— Нет, Сергей Евлампиевич, господь с вами, я не смею никого называть! Кроме как псевдонима «Дибич», я ничего называть не смею! Кому, как не вам, знать своих сотрудников?! И потом, вы говорите — просьба… Не просьба это, а наше общее дело. Петров может превратиться в такого сотрудника, который станет нам передавать из Парижа уникальные сведения, вы же знаете, как падки эсеры на романтические фокусы а он, Петров этот, романтический герой чистой воды… Правда, я не очень уверен в его психической полноценности, вероятно, он несколько свернул с ума в карцерах, но ведь мы имеем возможность перепроверять его, а то и вовсе отказаться от услуг, если поймем, что он нам гонит липу или, того хуже, работает под диктовку господ бомбистов.
— Как вы относитесь к подполковнику Долгову? — спросил Виссарионов после краткого, но видимого раздумья.
— Долгов? Не помню.
— Да ну?! Вячеслав Михайлович, из томского жандармского управления… Он уж три месяца как к нам переведен, вы с ним встречались…
— Высокий брюнет?
— Именно! А говорите, «не помню»…
Долгов оказался высоким, черноволосым человеком с непропорционально длинными руками, быстрыми, бегающими карими глазами и резким, командным голосом (когда-то служил в пехоте, гонял роту, видимо, с тех пор наработал эту привычку, — пока-то до мужичья докричишься).
— Слушаю, Сергей Евлампиевич, — сказал он, замерев на пороге, на Герасимова даже не глянул. — Приглашали?
Испытывая понятное неудобство, Виссарионов поглядел на Герасимова, спросив:
— Помните его, Александр Васильевич?
— Ну как же, — ответил Герасимов, ощутив холодную ярость. — Прекрасно помню милейшего Вячеслава Михайловича!
И, поднявшись, пошел навстречу Долгову с протянутой рукой.
Испытывая чувство мстительной радости, он увидел, как растерялся Долгов, метнувшись взглядом к Виссарионову, спиною ощутил, как тот разрешающе кивнул, и только после этого робко шагнул навстречу генералу для особых поручений, словно бы отталкиваясь от него своей длиннющей тонкой кистью.
— Так вот, милейший Вячеслав Михайлович, речь пойдет об известном вам сотруднике Александре Петрове, отправленном в Париж для освещения деятельности эсеровского ЦК… Хочу вкратце описать вам этого человека, дать к нему пароль и явки для встреч, чтобы развертывать работу… Вы, кстати, в Париже бывали?

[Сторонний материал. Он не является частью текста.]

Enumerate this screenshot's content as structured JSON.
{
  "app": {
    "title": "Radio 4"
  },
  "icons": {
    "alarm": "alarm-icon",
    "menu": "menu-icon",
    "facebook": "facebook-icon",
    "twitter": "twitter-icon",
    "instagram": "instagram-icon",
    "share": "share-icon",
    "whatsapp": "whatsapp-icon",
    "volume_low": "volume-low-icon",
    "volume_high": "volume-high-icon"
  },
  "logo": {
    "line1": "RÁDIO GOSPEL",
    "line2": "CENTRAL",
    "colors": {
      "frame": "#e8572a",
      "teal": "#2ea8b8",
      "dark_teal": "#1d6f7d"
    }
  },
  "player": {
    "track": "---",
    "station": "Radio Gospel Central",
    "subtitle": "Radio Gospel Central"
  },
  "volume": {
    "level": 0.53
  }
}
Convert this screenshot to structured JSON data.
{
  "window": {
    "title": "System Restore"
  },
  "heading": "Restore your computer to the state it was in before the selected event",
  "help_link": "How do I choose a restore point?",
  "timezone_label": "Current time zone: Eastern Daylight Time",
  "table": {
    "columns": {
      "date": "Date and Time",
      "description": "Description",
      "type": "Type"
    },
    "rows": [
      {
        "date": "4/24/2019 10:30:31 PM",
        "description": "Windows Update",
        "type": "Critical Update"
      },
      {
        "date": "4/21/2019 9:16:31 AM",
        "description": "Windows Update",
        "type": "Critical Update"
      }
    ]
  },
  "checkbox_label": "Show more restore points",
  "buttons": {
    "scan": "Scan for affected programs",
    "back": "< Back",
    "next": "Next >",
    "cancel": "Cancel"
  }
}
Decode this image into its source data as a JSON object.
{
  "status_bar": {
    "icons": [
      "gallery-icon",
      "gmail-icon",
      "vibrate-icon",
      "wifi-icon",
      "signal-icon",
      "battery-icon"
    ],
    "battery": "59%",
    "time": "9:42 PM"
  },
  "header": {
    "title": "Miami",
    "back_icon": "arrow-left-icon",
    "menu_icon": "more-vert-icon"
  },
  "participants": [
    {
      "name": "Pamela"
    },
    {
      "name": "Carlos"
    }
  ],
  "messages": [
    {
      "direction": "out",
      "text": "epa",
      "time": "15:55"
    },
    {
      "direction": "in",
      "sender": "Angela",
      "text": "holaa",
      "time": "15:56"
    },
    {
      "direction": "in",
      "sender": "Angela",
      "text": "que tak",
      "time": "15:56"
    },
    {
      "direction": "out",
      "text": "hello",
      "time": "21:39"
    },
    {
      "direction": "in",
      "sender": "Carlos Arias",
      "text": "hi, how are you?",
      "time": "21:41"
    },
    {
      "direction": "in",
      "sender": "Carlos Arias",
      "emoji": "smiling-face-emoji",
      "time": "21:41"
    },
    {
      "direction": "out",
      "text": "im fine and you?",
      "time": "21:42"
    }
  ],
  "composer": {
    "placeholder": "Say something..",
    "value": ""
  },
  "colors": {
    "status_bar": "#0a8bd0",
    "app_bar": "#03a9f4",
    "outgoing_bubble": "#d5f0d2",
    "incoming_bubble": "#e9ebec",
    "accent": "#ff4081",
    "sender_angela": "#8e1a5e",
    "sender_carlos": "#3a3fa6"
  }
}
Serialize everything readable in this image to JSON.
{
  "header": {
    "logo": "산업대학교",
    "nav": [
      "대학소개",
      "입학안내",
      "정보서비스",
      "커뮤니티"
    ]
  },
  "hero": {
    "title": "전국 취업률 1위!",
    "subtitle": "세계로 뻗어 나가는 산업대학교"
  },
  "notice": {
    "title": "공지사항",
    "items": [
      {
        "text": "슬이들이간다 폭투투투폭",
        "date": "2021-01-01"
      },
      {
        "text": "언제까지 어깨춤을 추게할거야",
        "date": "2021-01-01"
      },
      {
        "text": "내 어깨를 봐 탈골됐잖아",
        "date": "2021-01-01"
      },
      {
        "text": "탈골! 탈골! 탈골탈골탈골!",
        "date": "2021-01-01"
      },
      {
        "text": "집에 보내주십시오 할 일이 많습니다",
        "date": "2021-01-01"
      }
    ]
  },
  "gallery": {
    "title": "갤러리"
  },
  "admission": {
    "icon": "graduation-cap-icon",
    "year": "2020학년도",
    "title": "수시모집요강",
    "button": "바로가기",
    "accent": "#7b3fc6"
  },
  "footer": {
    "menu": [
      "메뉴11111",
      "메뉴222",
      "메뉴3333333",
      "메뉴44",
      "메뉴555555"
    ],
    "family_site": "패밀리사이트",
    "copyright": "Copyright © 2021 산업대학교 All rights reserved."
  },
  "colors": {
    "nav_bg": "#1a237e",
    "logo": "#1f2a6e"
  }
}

…Петров приходил на условленное место уже семь раз кряду, но никто к нему не подсаживался, не спрашивал, «откуда у господина русские газеты из Москвы», и не интересовался, «где можно снять недорогую, но достаточно удобную квартиру неподалеку от Сорбонны», — вполне надежный пароль, никаких подозрений, за границей эмигрант к эмигранту мотыльком летит, два дня помилуются, а потом айда козни друг дружке строить и доносы в комиссарию писать…
Деньги, что Герасимов дал при расставании, не кончились еще, но, во-первых, хозяин квартиры попросил уплатить за три месяца вперед, а это немалая сумма, во-вторых, Бартольд уехал в Лондон, — по просьбе члена ЦК Аргунова, какое-то срочное дело, так что за питание и проезд тоже приходилось платить самому, и, в-третьих, когда был у Чернова, тот пустил сборный лист, — пожертвования для каторжан и ссыльных поселенцев в Восточной Сибири; Петров сразу же отдал две сотни, Чернов с Зензиновым переглянулись, — откуда у «хромого» такие капиталы; прямого вопроса не задали, но Бурцеву об этом сообщили в тот же день.
Постоянно испытывая ощущение потерянности в чужом городе, Петров волновался не потому, что денег оставалось всего на месяц, от силы полтора, умел жить на копейку, — батон и вода; в революцию не за благами пошел, а по чистым идейным соображениям. Волновался он оттого, что чувствовал поступает не так, говорит не то и поэтому смотрится абсолютно иным человеком, совершенно не тем, кем был на самом деле.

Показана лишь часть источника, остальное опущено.